La observó por un largo rato esperando por una reacción al verlo, aguardando por algún gesto de asco o alguna impresión, pero era inútil; la mujer estaba destruida, si alguna vez oyó el secreto se quedó perdido entre los escombros del laberinto de sus oídos; ni siquiera podía pararse porque era incapaz mantener el equilibrio, la pérdida le retumbaba en el cerebro como el sonido de un viejo herrero que intenta trabajar.
Ansioso de no poder encontrarle, se sentó a un lado del abuelo, que cabeceaba cínicamente en medio de los rosarios, sus orejas, estaban llenas de vellos canosos sin cortar, que formaban una barrera natural, médicamente para evitar infecciones, pero él, pensaba que se habría cansado de oír los dolores del mundo, los quejidos de su esposa, sus rodillas rechinantes, las noticias cada vez más brutales en la televisión; ya le despreocupa lo que podía escuchar, de vez en cuando, cuando la gente no se daba cuenta, apagaba su aparato para la sordera que se comía lentamente sus sentidos, encontraba paz en el silencio.
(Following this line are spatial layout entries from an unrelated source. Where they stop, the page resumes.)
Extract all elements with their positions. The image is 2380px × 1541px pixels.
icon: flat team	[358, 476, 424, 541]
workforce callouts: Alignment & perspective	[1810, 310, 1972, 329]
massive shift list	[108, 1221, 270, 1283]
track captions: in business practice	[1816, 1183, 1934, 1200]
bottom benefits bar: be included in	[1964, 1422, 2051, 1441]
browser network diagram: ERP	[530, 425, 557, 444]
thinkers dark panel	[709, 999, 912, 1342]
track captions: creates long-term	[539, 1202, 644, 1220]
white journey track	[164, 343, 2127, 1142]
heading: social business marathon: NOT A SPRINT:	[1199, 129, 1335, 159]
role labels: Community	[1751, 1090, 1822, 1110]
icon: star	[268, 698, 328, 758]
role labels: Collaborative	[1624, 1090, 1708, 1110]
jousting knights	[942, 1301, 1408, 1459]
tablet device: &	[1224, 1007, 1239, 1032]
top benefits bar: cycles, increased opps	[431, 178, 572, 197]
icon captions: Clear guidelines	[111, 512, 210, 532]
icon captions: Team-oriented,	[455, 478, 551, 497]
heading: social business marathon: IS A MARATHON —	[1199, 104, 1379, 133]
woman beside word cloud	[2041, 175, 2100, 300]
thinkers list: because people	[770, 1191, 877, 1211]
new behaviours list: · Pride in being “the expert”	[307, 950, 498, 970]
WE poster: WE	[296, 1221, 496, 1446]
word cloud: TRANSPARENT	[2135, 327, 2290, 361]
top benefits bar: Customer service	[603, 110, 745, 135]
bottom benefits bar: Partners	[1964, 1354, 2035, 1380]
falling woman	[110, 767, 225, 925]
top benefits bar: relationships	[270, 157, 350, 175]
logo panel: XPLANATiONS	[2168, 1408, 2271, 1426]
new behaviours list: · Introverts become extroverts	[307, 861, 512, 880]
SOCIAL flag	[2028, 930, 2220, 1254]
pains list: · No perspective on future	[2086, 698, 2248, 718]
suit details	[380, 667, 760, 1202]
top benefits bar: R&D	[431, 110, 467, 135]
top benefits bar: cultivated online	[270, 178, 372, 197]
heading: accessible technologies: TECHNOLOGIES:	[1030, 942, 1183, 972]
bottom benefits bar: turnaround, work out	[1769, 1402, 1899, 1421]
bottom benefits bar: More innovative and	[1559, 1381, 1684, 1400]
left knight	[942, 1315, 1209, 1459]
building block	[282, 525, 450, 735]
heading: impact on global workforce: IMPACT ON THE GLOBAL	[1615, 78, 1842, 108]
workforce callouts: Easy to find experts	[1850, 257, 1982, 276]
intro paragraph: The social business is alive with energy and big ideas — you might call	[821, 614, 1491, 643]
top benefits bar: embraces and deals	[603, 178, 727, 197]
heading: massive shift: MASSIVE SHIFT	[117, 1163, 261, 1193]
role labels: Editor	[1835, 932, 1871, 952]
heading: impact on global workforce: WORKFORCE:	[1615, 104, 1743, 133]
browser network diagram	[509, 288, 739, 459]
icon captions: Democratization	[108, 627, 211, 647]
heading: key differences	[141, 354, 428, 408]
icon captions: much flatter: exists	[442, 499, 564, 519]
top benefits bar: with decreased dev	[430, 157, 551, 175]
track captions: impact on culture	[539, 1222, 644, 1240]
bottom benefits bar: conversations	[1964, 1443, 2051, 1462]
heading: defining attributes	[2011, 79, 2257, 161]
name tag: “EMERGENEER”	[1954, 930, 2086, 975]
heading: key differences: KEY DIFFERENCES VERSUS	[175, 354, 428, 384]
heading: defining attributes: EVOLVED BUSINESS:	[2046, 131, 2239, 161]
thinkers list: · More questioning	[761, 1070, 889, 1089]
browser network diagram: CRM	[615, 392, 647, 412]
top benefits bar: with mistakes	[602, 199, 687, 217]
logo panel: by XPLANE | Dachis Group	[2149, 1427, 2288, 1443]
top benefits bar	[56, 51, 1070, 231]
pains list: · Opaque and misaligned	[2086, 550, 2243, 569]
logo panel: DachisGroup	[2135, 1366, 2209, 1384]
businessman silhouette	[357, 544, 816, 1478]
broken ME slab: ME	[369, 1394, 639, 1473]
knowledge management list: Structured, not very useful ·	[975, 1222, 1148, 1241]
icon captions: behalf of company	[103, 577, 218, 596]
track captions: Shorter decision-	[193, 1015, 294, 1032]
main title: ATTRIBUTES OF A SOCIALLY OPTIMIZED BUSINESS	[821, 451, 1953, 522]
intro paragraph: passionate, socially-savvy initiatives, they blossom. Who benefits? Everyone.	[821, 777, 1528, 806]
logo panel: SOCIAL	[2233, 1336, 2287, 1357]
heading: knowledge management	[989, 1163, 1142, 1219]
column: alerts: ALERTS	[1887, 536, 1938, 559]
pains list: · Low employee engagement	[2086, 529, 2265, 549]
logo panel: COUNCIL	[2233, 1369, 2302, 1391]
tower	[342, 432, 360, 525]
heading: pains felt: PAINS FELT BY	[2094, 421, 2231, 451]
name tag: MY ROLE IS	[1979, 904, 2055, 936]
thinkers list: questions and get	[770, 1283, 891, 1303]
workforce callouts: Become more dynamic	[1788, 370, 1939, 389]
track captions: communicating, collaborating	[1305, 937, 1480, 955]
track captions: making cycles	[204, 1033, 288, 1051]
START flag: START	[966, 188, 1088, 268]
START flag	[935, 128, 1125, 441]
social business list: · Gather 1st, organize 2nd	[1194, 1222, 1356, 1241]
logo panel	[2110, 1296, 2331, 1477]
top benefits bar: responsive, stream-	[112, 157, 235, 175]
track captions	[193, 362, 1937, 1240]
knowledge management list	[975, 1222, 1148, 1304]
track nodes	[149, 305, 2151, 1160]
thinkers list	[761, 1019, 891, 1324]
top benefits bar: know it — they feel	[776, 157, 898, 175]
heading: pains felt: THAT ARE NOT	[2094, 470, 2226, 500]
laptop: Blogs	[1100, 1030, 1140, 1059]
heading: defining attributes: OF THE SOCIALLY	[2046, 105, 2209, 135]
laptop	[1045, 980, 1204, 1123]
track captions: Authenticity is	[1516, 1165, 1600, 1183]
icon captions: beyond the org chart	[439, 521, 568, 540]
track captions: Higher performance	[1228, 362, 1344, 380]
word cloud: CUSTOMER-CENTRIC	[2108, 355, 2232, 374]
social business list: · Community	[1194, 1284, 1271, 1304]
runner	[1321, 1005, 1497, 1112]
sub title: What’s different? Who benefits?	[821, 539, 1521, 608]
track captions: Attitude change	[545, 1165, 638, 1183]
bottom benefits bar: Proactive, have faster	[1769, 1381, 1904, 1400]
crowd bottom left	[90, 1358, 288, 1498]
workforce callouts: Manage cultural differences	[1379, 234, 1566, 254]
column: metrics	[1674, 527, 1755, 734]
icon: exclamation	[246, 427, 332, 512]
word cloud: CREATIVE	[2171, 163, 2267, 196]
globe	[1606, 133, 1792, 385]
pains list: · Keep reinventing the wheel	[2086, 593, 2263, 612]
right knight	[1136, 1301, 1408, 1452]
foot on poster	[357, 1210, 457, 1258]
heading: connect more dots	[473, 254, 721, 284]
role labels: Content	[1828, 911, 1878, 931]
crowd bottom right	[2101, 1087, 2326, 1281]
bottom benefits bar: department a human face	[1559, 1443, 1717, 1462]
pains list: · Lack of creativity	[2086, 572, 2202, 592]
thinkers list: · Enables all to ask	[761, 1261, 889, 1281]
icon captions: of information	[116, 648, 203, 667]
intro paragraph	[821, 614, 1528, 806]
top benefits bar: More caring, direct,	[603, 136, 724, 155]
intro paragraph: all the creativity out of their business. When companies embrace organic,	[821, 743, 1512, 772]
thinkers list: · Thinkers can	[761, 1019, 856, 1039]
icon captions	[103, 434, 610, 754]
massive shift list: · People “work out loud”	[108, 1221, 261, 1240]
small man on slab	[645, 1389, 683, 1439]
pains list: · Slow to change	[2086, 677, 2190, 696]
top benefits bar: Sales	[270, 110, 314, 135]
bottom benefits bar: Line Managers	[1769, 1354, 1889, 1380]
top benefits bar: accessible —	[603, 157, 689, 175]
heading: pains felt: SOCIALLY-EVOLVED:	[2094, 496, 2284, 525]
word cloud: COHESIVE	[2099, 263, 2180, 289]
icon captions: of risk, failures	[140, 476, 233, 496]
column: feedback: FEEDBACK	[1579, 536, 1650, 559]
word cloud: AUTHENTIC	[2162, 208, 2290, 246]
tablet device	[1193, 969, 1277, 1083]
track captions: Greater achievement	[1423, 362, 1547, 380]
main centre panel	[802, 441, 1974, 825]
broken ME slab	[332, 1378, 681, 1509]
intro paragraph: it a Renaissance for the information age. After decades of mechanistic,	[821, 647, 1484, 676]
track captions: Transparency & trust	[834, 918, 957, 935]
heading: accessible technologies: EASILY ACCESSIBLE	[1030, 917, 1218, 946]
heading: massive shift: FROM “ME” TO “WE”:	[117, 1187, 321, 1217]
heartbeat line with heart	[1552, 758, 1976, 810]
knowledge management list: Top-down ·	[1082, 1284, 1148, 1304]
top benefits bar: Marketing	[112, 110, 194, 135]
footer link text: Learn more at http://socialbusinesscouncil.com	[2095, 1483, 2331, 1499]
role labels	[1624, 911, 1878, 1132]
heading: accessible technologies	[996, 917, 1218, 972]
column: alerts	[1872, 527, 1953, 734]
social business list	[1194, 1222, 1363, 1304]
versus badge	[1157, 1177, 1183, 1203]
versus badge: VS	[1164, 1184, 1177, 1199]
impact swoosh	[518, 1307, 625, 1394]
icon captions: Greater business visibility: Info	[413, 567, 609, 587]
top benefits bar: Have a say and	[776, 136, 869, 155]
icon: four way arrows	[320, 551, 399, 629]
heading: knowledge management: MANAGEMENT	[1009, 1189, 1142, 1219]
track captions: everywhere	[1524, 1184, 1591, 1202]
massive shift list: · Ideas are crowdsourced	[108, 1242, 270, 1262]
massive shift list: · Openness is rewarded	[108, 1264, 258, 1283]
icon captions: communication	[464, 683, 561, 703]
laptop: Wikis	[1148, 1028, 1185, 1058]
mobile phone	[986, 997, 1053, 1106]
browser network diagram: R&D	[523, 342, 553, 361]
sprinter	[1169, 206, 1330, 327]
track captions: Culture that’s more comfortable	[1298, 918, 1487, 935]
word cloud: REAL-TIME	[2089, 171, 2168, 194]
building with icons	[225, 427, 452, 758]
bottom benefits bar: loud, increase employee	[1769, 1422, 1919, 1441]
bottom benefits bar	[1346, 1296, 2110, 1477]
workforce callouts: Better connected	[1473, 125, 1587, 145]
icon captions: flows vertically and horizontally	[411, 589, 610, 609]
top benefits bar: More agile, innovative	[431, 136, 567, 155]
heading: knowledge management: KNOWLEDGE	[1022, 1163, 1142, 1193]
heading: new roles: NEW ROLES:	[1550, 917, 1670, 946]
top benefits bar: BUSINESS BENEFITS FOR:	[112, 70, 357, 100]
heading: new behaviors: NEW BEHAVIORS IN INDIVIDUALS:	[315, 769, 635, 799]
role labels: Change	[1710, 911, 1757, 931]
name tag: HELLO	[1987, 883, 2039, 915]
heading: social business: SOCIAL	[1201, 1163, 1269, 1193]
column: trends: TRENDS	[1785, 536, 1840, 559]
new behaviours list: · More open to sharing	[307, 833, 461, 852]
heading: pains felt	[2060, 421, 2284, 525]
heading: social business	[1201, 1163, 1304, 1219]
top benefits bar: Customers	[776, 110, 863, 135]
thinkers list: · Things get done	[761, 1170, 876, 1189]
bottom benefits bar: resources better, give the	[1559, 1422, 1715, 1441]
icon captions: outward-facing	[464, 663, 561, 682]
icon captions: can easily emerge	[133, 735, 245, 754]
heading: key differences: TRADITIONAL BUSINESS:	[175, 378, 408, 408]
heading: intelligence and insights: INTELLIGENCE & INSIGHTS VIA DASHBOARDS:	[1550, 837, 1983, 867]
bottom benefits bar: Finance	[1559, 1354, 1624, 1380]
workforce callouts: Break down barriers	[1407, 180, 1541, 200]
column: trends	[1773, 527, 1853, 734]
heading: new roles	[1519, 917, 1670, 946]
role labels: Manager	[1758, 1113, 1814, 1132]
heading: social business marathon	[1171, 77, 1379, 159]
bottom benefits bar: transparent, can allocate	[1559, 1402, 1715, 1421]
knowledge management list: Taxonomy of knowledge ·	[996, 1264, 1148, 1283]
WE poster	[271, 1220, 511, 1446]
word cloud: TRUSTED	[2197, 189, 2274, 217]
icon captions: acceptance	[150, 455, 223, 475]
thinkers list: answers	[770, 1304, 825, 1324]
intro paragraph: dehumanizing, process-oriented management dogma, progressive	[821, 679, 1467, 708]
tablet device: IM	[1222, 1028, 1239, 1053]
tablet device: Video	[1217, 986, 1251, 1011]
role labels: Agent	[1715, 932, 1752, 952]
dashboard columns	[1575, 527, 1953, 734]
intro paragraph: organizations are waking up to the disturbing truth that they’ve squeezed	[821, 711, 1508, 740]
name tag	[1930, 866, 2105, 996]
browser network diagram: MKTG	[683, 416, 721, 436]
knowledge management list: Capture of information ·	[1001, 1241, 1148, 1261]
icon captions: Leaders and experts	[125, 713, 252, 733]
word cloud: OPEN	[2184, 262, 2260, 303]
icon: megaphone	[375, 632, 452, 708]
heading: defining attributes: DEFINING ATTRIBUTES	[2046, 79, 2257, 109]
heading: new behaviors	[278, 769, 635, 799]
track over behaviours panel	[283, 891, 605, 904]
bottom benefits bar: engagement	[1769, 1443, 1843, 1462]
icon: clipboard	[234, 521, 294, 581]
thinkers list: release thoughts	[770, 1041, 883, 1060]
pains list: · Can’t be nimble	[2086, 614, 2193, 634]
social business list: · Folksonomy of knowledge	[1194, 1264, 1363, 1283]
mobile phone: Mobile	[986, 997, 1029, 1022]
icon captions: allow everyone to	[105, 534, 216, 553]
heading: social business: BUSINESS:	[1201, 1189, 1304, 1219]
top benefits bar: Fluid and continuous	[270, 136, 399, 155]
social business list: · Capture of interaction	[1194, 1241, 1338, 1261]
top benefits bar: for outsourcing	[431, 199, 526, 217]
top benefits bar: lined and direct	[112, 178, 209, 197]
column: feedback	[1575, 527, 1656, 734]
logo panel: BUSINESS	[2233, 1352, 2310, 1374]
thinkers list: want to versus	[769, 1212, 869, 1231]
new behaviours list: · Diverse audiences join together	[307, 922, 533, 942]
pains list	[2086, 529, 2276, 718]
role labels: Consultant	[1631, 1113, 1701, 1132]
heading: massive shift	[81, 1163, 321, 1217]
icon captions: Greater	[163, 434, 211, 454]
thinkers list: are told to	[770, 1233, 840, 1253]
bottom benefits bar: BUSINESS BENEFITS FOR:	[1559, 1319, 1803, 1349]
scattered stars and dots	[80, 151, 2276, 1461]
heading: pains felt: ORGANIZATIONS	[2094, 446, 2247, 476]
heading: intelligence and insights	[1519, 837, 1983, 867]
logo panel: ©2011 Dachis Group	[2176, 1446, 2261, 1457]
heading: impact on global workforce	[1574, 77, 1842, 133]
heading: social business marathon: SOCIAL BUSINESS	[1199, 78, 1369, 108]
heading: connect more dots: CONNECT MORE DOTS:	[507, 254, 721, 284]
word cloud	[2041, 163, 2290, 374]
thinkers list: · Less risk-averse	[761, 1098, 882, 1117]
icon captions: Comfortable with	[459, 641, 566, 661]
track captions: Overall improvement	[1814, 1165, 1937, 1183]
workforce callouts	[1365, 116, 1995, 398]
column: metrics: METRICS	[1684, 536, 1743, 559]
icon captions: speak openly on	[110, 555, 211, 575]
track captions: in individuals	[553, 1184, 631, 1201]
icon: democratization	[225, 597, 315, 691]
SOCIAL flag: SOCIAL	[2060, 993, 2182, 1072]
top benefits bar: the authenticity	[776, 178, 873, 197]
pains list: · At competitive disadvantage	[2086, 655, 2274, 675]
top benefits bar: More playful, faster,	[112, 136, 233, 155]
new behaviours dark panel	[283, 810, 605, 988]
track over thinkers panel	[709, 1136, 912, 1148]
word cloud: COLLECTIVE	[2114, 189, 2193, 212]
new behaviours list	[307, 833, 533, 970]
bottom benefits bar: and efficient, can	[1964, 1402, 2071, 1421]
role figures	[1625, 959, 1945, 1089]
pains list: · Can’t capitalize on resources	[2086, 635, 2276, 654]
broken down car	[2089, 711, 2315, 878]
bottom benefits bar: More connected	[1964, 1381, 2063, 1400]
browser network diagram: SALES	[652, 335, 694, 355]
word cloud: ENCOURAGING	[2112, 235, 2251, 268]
Las palabras del padre que oficiaba el velorio no podían penetrar el cinismo del dueño del secreto, hacía mucho que no sentía culpa, ni tampoco remordimiento, era en cierto modo como un cascarón de lo que un día fue un hombre, parecía imperturbable; sus oídos habían escuchado miles de secretos tan oscuros como el que dejó escapar, sus manos habían silenciado otros mil, pero ya no importaba, sí alguien divulgaba lo que buscaba morir sería el menor de sus problemas.
De pronto escuchó el zumbido en el oído derecho, ese del que le había advertido su padre que al escucharlo uno sabe que la muerte se acerca, entonces volvió a ser un joven viendo a la minivan blanca con vidrios polarizados desde la que le arrebataron a su padre, desde la que saldaron la cuenta por pagar; la misa de su padre era parecida a esta, solo que a los hombres malos nadie les llora, para un niño es duro darse cuenta de que está solo en la vida; ese recuerdo lo estremeció. Su aturdimiento no duró mucho, pues fue interrumpido por el escalofrío que le generó una mano extraña tocando su hombro, esa era la conclusión de su augurio hecho zumbido, no había nada que pudiera hacer, como el que es condenado a la guillotina, solo quedaba esperar al sonido del hierro cayendo.
La bala entró en forma de sonido, recorrió su canal auditivo lento, nadando entre la cerilla y los cadáveres de los viejos secretos que había escondido, ya en el oído medio, entró en una caja, esperando por un juicio; un mallete, juez de sus actos, un yunque, en el que se forjaran sus cadenas y un estribo, para llevar el mensaje del veredicto por el laberinto hasta su cráneo. Las once letras le perforaron los tímpanos, un escalofrío recorrió todo su cuerpo, ya no importaban las formas ni las historias de las orejas que miró, era demasiado tarde para él, lo supo desde qué lo escuchó; desde que esa voz dulce lo dijo … “SÉ TU SECRETO”.